Autour de la gare, des transformations vont s’opérer dans les quartiers alentours d’ici quelques années. La gare ouvrira alors vers le centre-ville (au sud) et non plus sur Bois-Château/Le Rouho.

Un marché locatif bien « armé »

Les investisseurs privilégient les appartements. Les grandes surfaces du centre, spécifiquement dans les rues piétonnes, plaisent aussi aux étudiants en colocation. Malgré une antenne universitaire et une école d’infirmière, Lorient ne peut rivaliser avec la population estudiantine brestoise. C’est grâce aux militaires qui s’installent en famille que les locations foisonnent.

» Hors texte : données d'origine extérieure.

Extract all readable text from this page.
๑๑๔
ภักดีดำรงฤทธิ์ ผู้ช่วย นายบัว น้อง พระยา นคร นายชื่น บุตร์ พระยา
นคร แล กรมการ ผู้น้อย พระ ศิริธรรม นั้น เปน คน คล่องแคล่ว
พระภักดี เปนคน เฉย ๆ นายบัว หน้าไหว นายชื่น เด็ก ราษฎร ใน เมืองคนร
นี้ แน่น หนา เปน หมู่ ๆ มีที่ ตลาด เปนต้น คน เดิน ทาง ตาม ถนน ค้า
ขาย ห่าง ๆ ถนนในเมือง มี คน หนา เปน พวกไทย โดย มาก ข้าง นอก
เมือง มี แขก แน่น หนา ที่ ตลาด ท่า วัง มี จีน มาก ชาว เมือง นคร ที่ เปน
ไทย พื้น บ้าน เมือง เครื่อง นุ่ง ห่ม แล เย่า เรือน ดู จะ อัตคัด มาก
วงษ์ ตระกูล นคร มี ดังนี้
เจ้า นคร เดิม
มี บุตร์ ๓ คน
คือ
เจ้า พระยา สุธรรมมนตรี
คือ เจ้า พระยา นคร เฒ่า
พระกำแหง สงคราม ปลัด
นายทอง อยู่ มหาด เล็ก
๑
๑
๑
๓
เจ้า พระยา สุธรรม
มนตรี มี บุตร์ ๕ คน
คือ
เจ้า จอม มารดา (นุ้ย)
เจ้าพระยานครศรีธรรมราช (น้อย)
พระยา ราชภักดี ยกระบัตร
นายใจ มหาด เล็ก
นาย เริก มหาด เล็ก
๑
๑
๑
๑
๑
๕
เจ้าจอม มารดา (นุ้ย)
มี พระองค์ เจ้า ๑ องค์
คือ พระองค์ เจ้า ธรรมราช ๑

10 000 personnes vivent du ministère de la Défense autour de Lorient, sans compter la DCNS. A noter aussi leur solvabilité rassurante. Les salaires distribués annuellement à Lann-Bihoué affichent une moyenne de 32 000 euros, contre 21 700 pour un civil…

Une variété de transports en commun

Le Triskell, via le pont urbain entre Lorient et Lanester dédié prioritairement aux bus, facilite la circulation. Environ 200 kilomètres de pistes cyclables sillonnent l’agglomération. Par gain de temps et souci écologique, des liaisons maritimes relient Lorient à Port-Louis, Locmiquélic et Larmor Plage.

L'aéroport de Lann-Bihoué, à quinze minutes de Lorient, propose des rotations journalières vers Paris et Lyon. Les deux villes sont desservies plusieurs fois par jour en train. Un réseau de voies rapides gratuit relie Brest à Nantes (ou Rennes) via Lorient. 

A défaut d’une importance présence étudiante, le marché locatif se porte bien grâce à la mobilité des militaires. Du côté des ventes, les revendeurs ont arrêté de surestimer leur bien.  

Points clés à retenir :

  • Un appartement sur deux (48,5 %) dispose d’une place de stationnement.
  • Les nombreux militaires facilitent le marché locatif.
  • L’arrivée du Triskell multiplie l’offre immobilière avec Lanester.